INCARCÉRÉS depuis le 23 septembre, date de leur tentative de hold-up, André et Rifat avaient obtenu un délai pour préparer leur défense lors d'une première présentation devant les magistrats belfortains, sous le régime de la comparution immédiate. Ils ont été jugés hier par le tribunal correctionnel belfortain que présidait Mme Claire Fermaut. Détenteur d'un casier judiciaire à rallonges comptant 18 condamnations depuis 1982, André Ollman a été sanctionné par 18 mois d'emprisonnement ferme. Auteur des menaces avec arme, son jeune comparse, Rifat ajoute une troisième condamnation à son casier et a été condamné à 36 mois de prison, dont 18 assortis d'un sursis avec mise à l'épreuve.
DÉFENSE DU BURALISTE
Le 23 septembre vers 17 h 45, André et Rifat se présentent une première fois dans le bureau de tabac du quartier belfortain de la Méchelle.
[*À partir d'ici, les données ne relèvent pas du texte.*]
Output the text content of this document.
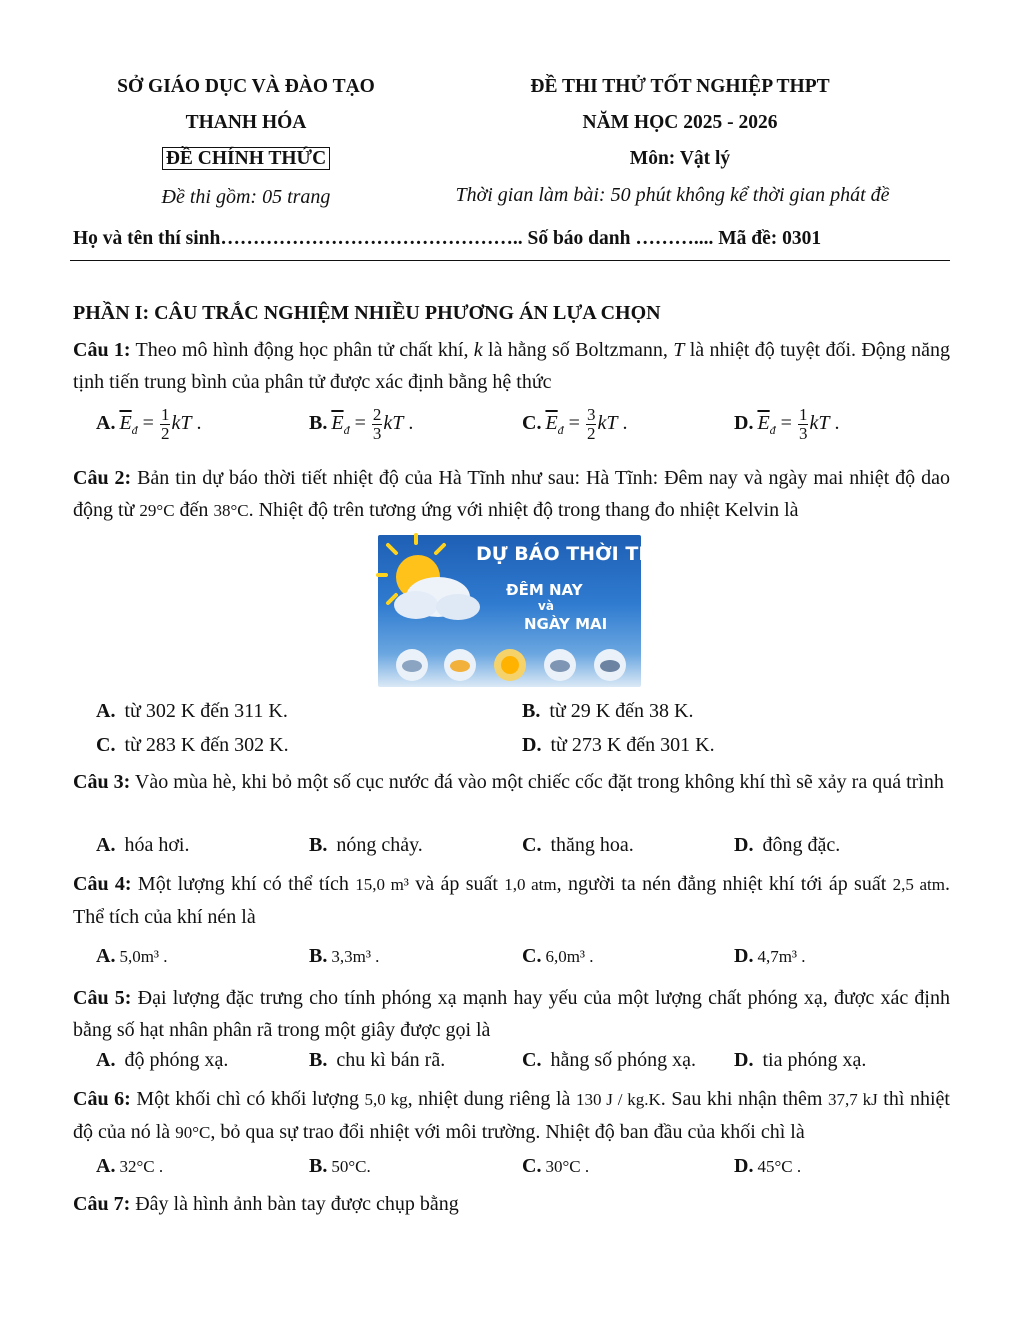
SỞ GIÁO DỤC VÀ ĐÀO TẠO
THANH HÓA
ĐỀ CHÍNH THỨC
Đề thi gồm: 05 trang
ĐỀ THI THỬ TỐT NGHIỆP THPT
NĂM HỌC 2025 - 2026
Môn: Vật lý
Thời gian làm bài: 50 phút không kể thời gian phát đề
Họ và tên thí sinh……………………………………….. Số báo danh ……….... Mã đề: 0301
PHẦN I: CÂU TRẮC NGHIỆM NHIỀU PHƯƠNG ÁN LỰA CHỌN
Câu 1: Theo mô hình động học phân tử chất khí, k là hằng số Boltzmann, T là nhiệt độ tuyệt đối. Động năng tịnh tiến trung bình của phân tử được xác định bằng hệ thức
A. $\overline{E}_đ = \frac{1}{2}$ kT .	B. $\overline{E}_đ = \frac{2}{3}$ kT .	C. $\overline{E}_đ = \frac{3}{2}$ kT .	D. $\overline{E}_đ = \frac{1}{3}$ kT .
Câu 2: Bản tin dự báo thời tiết nhiệt độ của Hà Tĩnh như sau: Hà Tĩnh: Đêm nay và ngày mai nhiệt độ dao động từ 29°C đến 38°C. Nhiệt độ trên tương ứng với nhiệt độ trong thang đo nhiệt Kelvin là
DỰ BÁO THỜI TIẾT
ĐÊM NAY
và
NGÀY MAI
A. từ 302 K đến 311 K.	B. từ 29 K đến 38 K.
C. từ 283 K đến 302 K.	D. từ 273 K đến 301 K.
Câu 3: Vào mùa hè, khi bỏ một số cục nước đá vào một chiếc cốc đặt trong không khí thì sẽ xảy ra quá trình
A. hóa hơi.	B. nóng chảy.	C. thăng hoa.	D. đông đặc.
Câu 4: Một lượng khí có thể tích 15,0 m³ và áp suất 1,0 atm, người ta nén đẳng nhiệt khí tới áp suất 2,5 atm. Thể tích của khí nén là
A. 5,0m³ .	B. 3,3m³ .	C. 6,0m³ .	D. 4,7m³ .
Câu 5: Đại lượng đặc trưng cho tính phóng xạ mạnh hay yếu của một lượng chất phóng xạ, được xác định bằng số hạt nhân phân rã trong một giây được gọi là
A. độ phóng xạ.	B. chu kì bán rã.	C. hằng số phóng xạ. D. tia phóng xạ.
Câu 6: Một khối chì có khối lượng 5,0 kg, nhiệt dung riêng là 130 J / kg.K. Sau khi nhận thêm 37,7 kJ thì nhiệt độ của nó là 90°C, bỏ qua sự trao đổi nhiệt với môi trường. Nhiệt độ ban đầu của khối chì là
A. 32°C .	B. 50°C.	C. 30°C .	D. 45°C .
Câu 7: Đây là hình ảnh bàn tay được chụp bằng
En l'absence de son épouse, gérante, son mari, Daniel est seul derrière son comptoir. Les deux individus font mine de s'intéresser aux journaux rangés sur un présentoir prés de la porte d'entrée de la boutique. Puis ils sortent. Daniel les suit pour aller fumer une cigarette sur le seuil et remarque immédiatemment ses visiteurs qui attendent à quelque pas de là. Quelques instants plus tard, Rifat revient dans le bureau de tabac, alors qu'André reste à l'extérieur pour faire le guet. Sortant un pistolet automatique, Rifat menace le buraliste et lui intime un ordre : « Tu donnes la caisse ». Ce faisant, pour impressionner sa victime, Rifat essaie de manoeuvrer la culasse de son pistolet pour l'armer sans y parvenir. Une empoignade s'ensuit car le buraliste saisit la main armée, dirige le pistolet vers le plafond et essaie de repousser son agresseur. Celui-ci se dégage cependant et prend la fuite avec son complice car le buraliste a, entre temps, saisi « un bâton dissimulé derrière son comptoir, au cas oû ». Tous deux seront arrétés peu après grâce au signalement détaillé fourni par leur victime.
« IDÉE DERRIÈRE LA TÊTE »
Interrogé hier à la barre de l'audience correctionnelle belfortaine, Rifat reconnait être venu de Montbéliard -oû il réside- avec le pistolet dans sa voiture. « Et une idée derrière la tête » complète la présidente. Rifat a rencontré André par hasard dans l'avenue Jean Jaurès et l'a rapidement convaincu de s'associer à ses desseins et de faire le guet pendant son forfait. Selon le procureur Christiane Corey, les deux co-prévenus « considérent leurs victimes comme des objets et peu leur importe le traumatisme occasionné, ce qui importe, c'est de se procurer de l'argent facilement ». Soulignant les antécédents d'André et de Rifat, Mme le procureur requiert à leur encontre quatre ans d'emprisonnement, dont une moitié assortie du sursis pour Rifat, moins connu, bien qu'il ait eu « un rôle moteur » dans l'expédition. Avocat de la défense, Me Alain Dreyfus-Schmidt explique ensuite que ses clients ont agi « sur un coup de tête, poussés par leurs problèmes économiques, et n'ont pas, sur le moment, mesuré la gravité de leurs actes ». L'avocat belfortain souligne que l'arme utilisée était chargée avec des cartouches à gaz et que « la victime n'a été ni frappée ni blessée, mais simplement incommodée par le gaz d'une cartouche qui fuyait ». A ses yeux, André, invalide, a « fait des efforts pour se réinsérer mais l'alcool a été plus fort que lui ». Alors que Rifat, âgé de 21 ans, aurait été victime d'un « accident de parcours ». Après délibéré, les deux prévenus ont donc été condamnés à 18 mois de prison ferme.